“Sometimes walking away has nothing to do with weakness, and everything to do with strength. We walk away not because we want others to realize our worth and value, but because we finally realize our own.”-Unknown
It was a revelation that only comes when something bad happens.
That heavy, dejected sadness that resides in our chest, sleeps in our soul and makes our heart its’ home.
We’re unprotected… alone….angry… overwhelmed with constant thoughts of “What did I do wrong?” Why was I misled? Why did this happen to me? Again?
And it doesn’t end there. This is only the beginning of many sleepless nights full of that loveless feeling that tosses our dreams and grieves for the the ghost of “What could have been?”
And then we wake, feeling exhausted and distracted. Yet somehow we force ourselves to deal with the ordinary,the working, talking, doing – all while holding an umbrella to shield us from the cloud of disbelief. That disbelief that we don’t talk about, because we can’t bare to see that sad, pitied look that only comes after saying, “I’m not good. My heart is broken.”
It was a day after a night, much like the one that I just described, where I looked in the mirror and said, “I do not want to feel like this again.” I didn’t say anything. I just let my words hang in the air for a second, letting them breathe, marinate and become more familiar. And then I tried a variation. I said, “I WILL NOT feel this way again.” And for the first time in awhile, I felt relief.
We’ve all done it.
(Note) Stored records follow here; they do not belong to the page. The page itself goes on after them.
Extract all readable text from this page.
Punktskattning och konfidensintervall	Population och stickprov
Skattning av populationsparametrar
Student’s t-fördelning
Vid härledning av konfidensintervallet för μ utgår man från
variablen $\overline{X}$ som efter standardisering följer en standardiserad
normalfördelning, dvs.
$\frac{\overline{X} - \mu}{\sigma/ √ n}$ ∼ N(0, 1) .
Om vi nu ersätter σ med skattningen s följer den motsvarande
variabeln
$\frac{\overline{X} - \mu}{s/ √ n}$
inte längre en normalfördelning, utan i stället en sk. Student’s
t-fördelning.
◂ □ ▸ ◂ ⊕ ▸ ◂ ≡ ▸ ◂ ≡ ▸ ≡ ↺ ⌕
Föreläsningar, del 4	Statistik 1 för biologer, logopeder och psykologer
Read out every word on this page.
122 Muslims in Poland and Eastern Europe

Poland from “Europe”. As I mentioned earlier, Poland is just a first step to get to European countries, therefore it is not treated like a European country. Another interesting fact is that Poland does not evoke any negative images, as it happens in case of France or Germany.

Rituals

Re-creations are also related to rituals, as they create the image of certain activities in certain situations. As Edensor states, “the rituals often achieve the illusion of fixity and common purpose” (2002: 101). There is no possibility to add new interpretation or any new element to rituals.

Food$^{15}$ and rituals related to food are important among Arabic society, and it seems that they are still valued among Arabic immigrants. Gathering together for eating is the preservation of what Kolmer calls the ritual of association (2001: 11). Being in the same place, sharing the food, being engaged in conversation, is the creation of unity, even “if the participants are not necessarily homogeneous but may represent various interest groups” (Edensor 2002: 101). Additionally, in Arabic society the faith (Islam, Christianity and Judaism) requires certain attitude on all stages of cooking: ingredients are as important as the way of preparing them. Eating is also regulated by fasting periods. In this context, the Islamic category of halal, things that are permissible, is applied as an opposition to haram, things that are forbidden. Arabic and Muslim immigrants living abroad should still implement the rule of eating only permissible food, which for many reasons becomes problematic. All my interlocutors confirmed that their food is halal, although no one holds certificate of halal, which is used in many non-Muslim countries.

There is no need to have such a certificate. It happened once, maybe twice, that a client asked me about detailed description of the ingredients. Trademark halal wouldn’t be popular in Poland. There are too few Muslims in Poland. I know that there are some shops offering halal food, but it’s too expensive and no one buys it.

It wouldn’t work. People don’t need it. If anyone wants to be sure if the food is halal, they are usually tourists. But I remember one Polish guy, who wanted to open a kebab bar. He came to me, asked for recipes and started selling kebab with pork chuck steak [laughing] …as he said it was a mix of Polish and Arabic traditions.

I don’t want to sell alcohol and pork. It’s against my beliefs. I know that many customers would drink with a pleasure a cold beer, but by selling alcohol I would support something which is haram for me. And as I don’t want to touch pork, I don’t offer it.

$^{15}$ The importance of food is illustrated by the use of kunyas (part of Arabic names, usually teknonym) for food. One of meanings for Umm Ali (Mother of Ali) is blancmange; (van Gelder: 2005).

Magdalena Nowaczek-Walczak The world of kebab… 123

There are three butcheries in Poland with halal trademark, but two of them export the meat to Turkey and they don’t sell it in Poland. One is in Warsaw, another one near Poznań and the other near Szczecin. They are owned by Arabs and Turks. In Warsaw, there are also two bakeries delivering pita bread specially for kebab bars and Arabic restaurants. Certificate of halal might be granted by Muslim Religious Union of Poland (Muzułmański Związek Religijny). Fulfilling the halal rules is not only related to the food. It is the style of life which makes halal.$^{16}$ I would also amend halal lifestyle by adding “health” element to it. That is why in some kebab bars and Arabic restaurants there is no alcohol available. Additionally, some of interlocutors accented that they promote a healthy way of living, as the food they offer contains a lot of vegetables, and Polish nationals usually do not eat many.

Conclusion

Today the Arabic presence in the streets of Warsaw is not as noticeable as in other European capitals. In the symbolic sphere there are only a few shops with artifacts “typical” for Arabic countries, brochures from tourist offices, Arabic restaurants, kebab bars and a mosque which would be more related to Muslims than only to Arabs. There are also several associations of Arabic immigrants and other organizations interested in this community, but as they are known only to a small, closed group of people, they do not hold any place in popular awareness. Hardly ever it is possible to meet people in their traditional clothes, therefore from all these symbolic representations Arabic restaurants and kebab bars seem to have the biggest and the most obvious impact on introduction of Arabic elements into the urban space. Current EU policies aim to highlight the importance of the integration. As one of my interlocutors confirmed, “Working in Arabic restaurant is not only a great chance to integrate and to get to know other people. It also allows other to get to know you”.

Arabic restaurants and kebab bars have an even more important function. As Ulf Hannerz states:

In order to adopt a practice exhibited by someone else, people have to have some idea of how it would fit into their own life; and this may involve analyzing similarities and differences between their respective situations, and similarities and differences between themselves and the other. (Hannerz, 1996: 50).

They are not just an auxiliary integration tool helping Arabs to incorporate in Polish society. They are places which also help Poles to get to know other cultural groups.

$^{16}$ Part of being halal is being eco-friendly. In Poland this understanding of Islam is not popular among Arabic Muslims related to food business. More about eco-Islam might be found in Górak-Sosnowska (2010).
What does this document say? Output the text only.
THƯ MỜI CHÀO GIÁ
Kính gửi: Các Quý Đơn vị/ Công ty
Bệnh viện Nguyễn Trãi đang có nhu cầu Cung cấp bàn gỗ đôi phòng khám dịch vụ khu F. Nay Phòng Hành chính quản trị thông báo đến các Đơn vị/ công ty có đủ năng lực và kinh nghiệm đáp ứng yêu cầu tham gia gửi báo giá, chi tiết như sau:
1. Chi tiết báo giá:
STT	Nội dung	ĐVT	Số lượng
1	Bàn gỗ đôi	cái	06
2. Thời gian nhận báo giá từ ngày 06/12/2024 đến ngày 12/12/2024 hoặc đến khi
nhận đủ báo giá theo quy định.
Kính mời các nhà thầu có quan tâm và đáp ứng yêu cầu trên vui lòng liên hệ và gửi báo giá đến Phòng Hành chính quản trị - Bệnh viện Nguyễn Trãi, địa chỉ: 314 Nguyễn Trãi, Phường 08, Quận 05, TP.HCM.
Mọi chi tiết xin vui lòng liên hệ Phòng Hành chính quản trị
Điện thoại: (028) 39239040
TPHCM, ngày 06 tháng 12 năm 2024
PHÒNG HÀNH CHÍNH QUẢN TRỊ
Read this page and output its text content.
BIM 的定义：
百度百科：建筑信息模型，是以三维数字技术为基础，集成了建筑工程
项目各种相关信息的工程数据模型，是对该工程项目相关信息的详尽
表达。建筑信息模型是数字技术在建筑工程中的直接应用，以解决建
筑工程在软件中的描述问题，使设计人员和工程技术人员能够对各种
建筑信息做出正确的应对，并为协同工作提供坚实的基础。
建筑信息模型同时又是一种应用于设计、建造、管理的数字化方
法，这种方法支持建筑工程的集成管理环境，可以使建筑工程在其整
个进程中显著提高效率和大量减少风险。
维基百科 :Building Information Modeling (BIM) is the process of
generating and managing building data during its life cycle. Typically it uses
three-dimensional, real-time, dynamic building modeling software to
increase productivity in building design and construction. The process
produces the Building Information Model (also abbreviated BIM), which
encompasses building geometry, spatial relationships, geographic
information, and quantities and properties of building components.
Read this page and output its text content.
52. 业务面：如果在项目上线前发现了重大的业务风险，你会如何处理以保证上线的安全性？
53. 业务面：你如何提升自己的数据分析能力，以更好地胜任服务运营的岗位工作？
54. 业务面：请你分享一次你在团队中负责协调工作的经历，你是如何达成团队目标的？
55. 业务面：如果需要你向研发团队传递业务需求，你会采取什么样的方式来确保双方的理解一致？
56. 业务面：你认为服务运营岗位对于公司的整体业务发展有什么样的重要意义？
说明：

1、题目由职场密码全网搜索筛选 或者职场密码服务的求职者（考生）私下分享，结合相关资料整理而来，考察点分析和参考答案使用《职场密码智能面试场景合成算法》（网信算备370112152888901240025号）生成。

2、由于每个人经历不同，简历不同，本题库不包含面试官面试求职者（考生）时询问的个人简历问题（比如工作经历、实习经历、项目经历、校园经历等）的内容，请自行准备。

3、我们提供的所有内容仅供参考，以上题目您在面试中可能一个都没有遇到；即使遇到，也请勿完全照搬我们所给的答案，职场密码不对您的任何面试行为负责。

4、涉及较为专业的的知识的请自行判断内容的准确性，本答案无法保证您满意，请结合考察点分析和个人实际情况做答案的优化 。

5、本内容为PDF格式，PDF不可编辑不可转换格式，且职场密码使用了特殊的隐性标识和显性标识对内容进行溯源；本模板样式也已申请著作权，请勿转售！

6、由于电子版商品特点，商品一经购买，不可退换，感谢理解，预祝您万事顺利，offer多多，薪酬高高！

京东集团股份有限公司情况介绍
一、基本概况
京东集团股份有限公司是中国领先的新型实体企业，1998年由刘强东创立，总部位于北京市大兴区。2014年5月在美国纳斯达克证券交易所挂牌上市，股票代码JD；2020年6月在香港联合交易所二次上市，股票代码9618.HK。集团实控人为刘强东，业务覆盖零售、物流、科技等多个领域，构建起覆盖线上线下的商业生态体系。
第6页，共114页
We’ve all walked away. We’ve all torched our faithfulness, joined the army of quitters and marched to the rhythm of “I give up.” We’ve quit jobs, fired friends and left relationships with nothing but cries of “At least I tried” lying in our wake. But what happens when we walk away from something that even the most cynical people believe in? What happens when we walk away from the possibility of love and make peace with the fact that instead of finding our soulmate, we find the will to give up?